Research In Motion has now officially announced Blackberry 10 OS. The software was debuted at the Blackberry World Conference by the RIM CEO himself, Thorsten Heins. Just as we reported in gadget news, the company didn’t unveil any new device. Instead he revealed the key features of their next-generation mobile platform and last glimmer of hope – Blackberry 10 OS.
As you may have noticed, Blackberry 10 Dev Alpha – the developer-only phone – hints the possibility of a full capacitive touch-screen on RIM’s next flagship phone. The conference confirms just that where the on-screen keyboard of Blackberry 10 was detailed. Vivek Bhardwaj, Head of Software Portfolio at RIM, said the on-screen keyboard has a “modeling algorithm” tailored to users. It looks pretty much like the traditional Blackberry keyboard without the bulging keys. Several intuitive features have been integrated into the on-screen keyboard of Blackberry 10 OS. If you swipe the keyboard up or down, shortcuts to symbols and numbers will appear. Swiping backwards would delete the last typed word. Word suggestions will appear on top of the letters whenever you’re typing and motioning a swipe upward would add them to the message body.

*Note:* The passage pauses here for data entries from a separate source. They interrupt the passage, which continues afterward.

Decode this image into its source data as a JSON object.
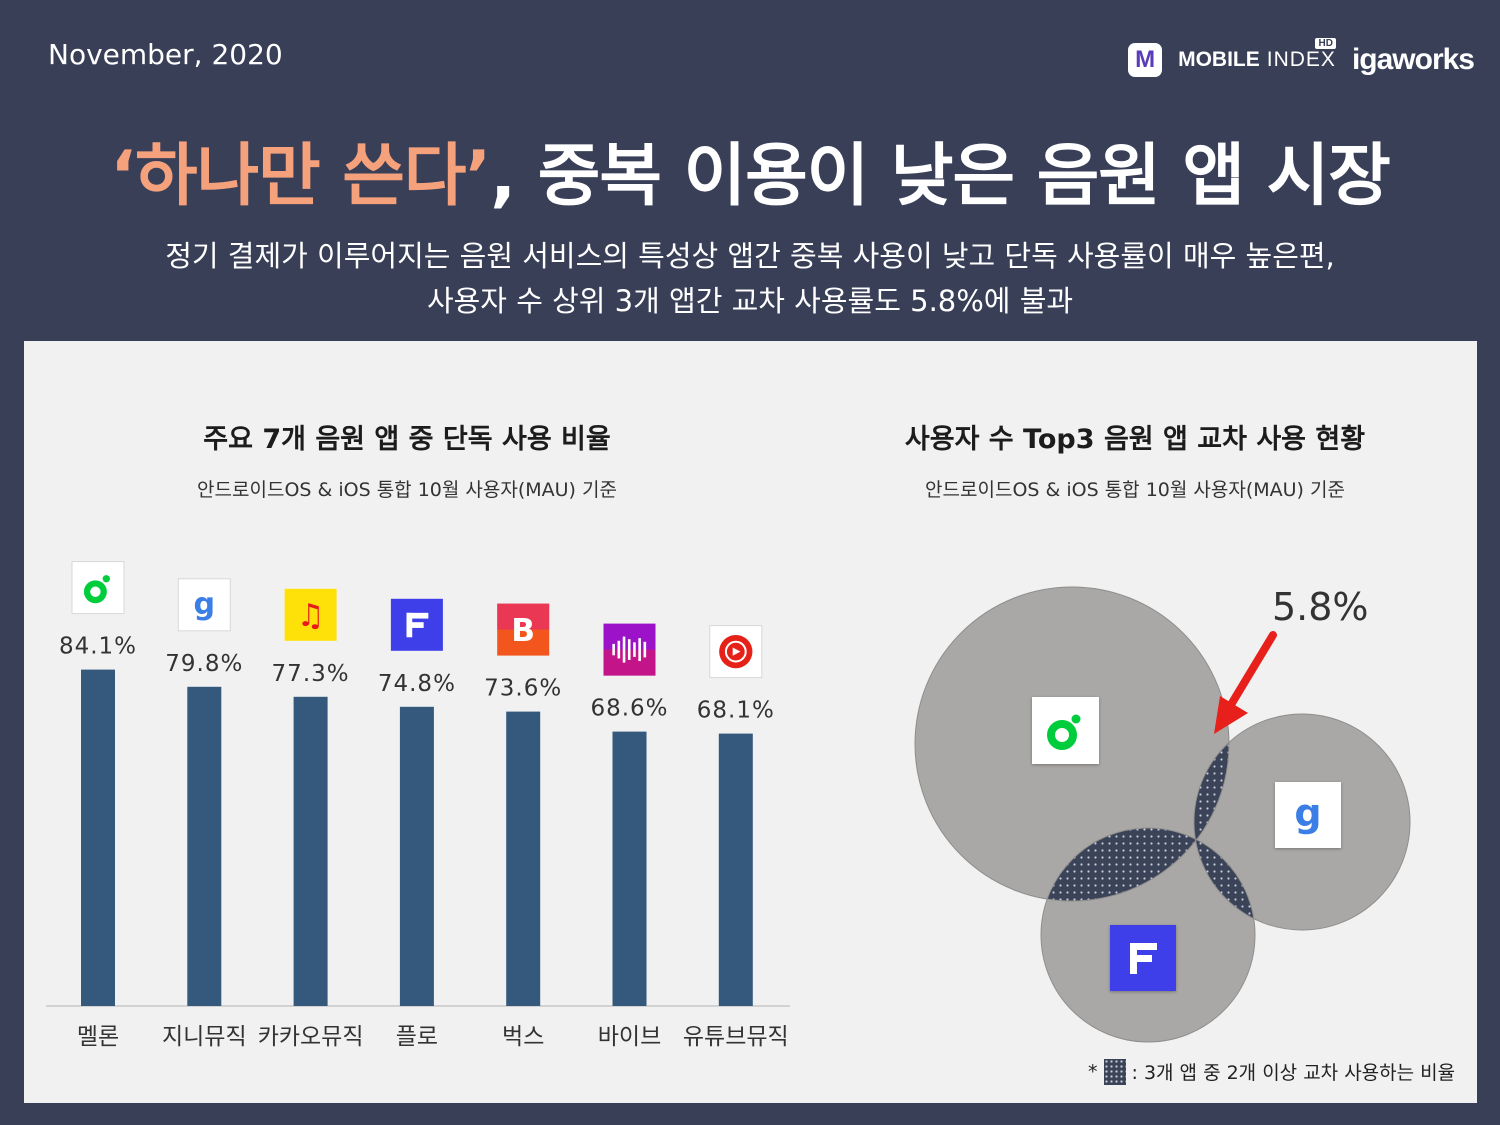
{
  "header": {
    "date": "November, 2020",
    "brand_mobile": "MOBILE",
    "brand_index": "INDEX",
    "brand_hd": "HD",
    "brand_igaworks": "igaworks"
  },
  "headline": {
    "quote": "‘하나만 쓴다’",
    "rest": ", 중복 이용이 낮은 음원 앱 시장"
  },
  "subtitle": {
    "line1": "정기 결제가 이루어지는 음원 서비스의  특성상 앱간 중복 사용이 낮고 단독 사용률이 매우 높은편,",
    "line2": "사용자 수 상위 3개 앱간 교차 사용률도 5.8%에 불과"
  },
  "left_chart": {
    "title": "주요 7개 음원 앱 중 단독 사용 비율",
    "note": "안드로이드OS & iOS 통합 10월 사용자(MAU) 기준"
  },
  "right_chart": {
    "title": "사용자 수 Top3 음원 앱 교차 사용 현황",
    "note": "안드로이드OS & iOS 통합 10월 사용자(MAU) 기준",
    "callout": "5.8%",
    "legend_star": "*",
    "legend_text": ": 3개 앱 중 2개 이상 교차 사용하는 비율"
  },
  "colors": {
    "background": "#383f57",
    "panel": "#f1f1f2",
    "bar": "#34597d",
    "headline_accent": "#f5a17c",
    "venn_circle": "#a9a8a6",
    "venn_overlap": "#3a4358",
    "arrow": "#e8201b"
  },
  "chart_data": [
    {
      "type": "bar",
      "categories": [
        "멜론",
        "지니뮤직",
        "카카오뮤직",
        "플로",
        "벅스",
        "바이브",
        "유튜브뮤직"
      ],
      "values": [
        84.1,
        79.8,
        77.3,
        74.8,
        73.6,
        68.6,
        68.1
      ],
      "labels": [
        "84.1%",
        "79.8%",
        "77.3%",
        "74.8%",
        "73.6%",
        "68.6%",
        "68.1%"
      ],
      "icons": [
        "melon-icon",
        "genie-icon",
        "kakao-music-icon",
        "flo-icon",
        "bugs-icon",
        "vibe-icon",
        "youtube-music-icon"
      ],
      "ylim": [
        0,
        100
      ]
    },
    {
      "type": "venn",
      "sets": [
        "melon-icon",
        "genie-icon",
        "flo-icon"
      ],
      "overlap_value": 5.8,
      "overlap_label": "5.8%"
    }
  ]
}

Current users of Blackberry may not be too eager with next-generation devices now. After all, physical keyboard was one of the key selling points of Blackberry phones. But today’s market demands for touch-screen smartphones continue to increase. RIM may not completely let go of physical keyboards just yet but launching a full touch-screen phone as their flagship device would make a statement.

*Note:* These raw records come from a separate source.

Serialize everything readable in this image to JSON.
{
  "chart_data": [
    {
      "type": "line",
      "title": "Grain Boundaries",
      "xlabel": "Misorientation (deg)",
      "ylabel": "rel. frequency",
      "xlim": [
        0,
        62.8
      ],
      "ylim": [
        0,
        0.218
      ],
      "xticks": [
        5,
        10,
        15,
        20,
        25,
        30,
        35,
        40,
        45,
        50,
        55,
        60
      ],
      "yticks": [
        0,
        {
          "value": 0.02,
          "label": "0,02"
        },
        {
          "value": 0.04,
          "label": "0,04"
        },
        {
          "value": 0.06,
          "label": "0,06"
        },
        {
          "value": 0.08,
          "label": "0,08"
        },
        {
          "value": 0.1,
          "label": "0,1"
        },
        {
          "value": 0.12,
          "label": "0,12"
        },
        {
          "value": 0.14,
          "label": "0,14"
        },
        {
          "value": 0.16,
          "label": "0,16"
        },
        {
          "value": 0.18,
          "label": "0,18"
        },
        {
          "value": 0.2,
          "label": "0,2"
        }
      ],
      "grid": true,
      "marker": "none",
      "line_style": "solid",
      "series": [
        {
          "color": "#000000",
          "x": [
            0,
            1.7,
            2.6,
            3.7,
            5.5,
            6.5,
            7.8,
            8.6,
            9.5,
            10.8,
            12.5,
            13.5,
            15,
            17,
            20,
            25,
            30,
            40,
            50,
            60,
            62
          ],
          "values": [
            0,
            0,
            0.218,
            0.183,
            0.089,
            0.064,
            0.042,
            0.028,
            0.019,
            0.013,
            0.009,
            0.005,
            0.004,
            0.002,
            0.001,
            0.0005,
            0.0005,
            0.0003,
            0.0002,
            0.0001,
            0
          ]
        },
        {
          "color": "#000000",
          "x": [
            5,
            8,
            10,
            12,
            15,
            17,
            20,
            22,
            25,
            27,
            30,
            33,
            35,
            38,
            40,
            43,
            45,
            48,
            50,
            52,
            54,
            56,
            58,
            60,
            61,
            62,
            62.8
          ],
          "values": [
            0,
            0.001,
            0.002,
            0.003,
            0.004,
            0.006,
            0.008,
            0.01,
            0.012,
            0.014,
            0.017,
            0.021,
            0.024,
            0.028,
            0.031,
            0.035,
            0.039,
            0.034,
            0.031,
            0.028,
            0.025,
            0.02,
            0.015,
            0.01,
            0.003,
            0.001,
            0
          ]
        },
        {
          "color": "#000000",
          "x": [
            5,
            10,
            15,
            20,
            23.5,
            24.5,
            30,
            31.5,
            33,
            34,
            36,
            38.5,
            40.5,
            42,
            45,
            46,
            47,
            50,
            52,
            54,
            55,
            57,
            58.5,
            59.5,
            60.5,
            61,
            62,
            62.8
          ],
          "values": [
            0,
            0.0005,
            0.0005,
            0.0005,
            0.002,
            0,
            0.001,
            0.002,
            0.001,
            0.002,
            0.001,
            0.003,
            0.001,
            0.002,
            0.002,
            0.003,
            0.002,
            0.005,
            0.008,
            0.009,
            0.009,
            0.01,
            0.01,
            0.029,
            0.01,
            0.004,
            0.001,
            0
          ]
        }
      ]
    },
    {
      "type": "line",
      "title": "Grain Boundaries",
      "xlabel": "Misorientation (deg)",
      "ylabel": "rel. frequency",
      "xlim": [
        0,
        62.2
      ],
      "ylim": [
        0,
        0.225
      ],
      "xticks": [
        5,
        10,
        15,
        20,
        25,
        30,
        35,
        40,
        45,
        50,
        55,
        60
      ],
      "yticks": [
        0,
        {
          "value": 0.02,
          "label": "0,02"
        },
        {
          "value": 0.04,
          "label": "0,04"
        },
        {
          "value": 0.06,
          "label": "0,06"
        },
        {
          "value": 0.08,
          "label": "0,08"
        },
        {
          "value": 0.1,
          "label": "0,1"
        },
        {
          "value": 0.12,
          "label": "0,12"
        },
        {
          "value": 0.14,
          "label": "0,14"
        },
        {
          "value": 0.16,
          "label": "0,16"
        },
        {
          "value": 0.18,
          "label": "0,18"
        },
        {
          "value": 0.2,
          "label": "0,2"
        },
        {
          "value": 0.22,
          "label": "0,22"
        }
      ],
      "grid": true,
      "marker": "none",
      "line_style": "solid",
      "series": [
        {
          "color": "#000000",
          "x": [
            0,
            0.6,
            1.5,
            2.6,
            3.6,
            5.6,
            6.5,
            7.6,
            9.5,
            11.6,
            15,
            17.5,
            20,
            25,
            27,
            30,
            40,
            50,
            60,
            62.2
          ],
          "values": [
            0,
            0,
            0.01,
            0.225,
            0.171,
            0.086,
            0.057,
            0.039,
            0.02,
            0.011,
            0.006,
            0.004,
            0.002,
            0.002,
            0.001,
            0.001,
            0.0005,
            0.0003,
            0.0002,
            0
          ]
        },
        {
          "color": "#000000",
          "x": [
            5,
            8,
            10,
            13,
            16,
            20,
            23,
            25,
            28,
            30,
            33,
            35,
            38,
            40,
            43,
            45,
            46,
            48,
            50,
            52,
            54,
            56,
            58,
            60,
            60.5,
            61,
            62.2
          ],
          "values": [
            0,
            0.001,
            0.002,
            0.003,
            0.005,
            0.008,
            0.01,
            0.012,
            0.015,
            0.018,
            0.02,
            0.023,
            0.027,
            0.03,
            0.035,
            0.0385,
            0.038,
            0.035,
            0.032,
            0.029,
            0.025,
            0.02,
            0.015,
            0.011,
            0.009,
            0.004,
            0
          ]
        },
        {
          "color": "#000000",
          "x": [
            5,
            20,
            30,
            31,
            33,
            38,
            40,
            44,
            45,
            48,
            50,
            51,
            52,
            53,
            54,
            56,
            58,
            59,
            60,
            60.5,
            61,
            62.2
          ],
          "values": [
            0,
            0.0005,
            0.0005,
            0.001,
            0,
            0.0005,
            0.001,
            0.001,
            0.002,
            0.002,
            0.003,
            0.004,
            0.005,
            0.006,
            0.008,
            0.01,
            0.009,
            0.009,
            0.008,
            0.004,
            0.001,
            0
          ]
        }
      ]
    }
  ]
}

Current-generation Blackberry 7 smartphones have continuous autofocus. Blackberry 10 OS finally brings tap-to-focus on the table as a camera feature. Tapping anywhere on the screen would allow a lens the lens to focus on your desired subject before shooting a picture.

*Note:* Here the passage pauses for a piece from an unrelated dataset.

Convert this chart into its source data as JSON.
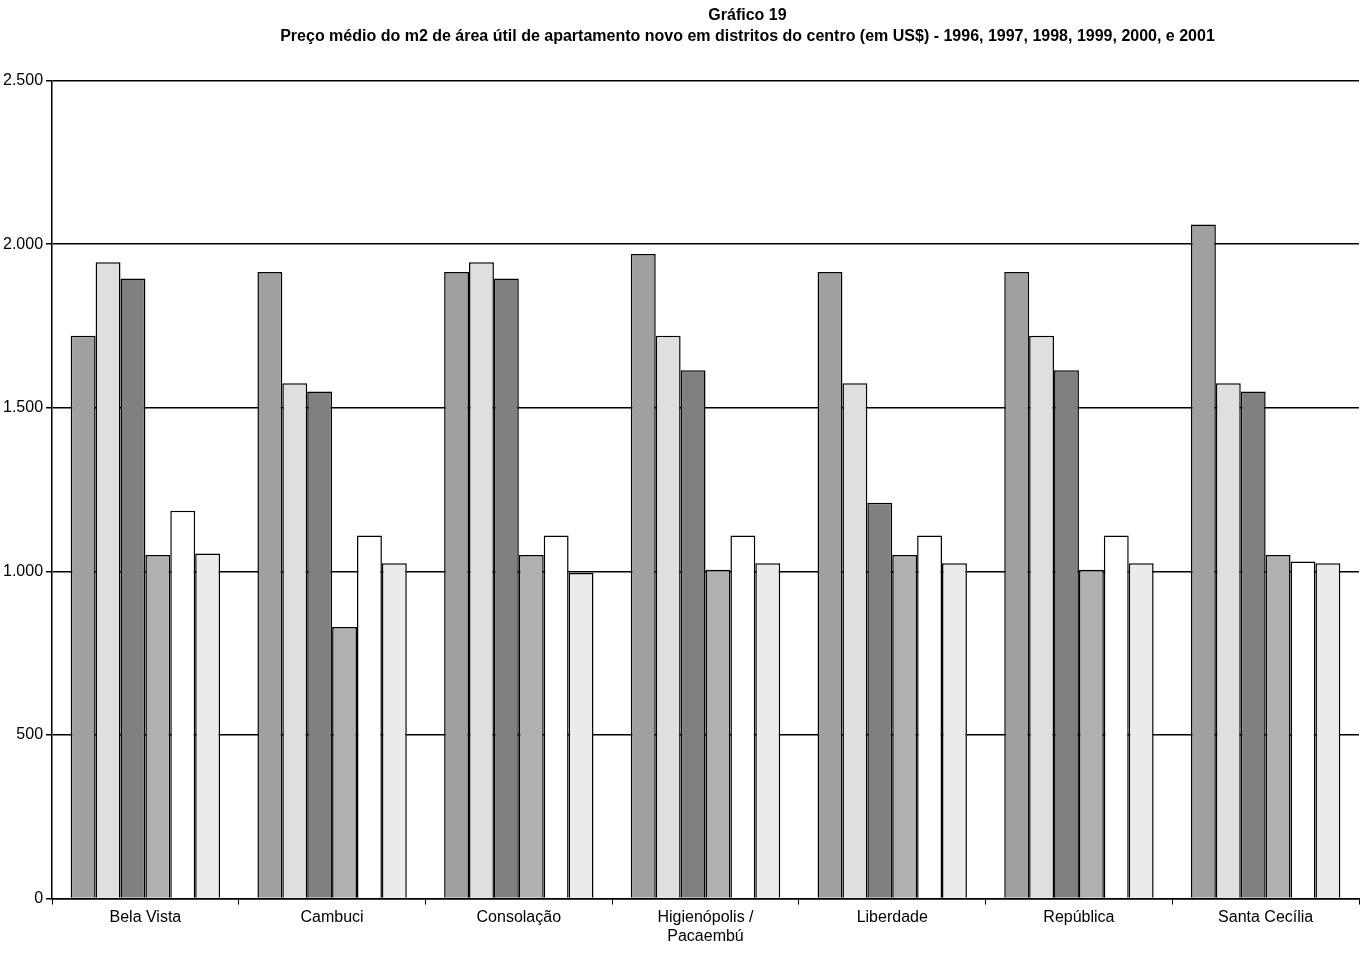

The notification system on Blackberry 10 involves a swiping gesture wherein you can access notifications from any app by swiping sideways and keeping fingers on the screen. RIM calls this “glancing.” From the notifications sidebar you can choose to continue or leave a running app and switch to another – like multitasking. Swiping gestures also enables users to flow across three apps at most. In order for this to work, apps must be running in real time.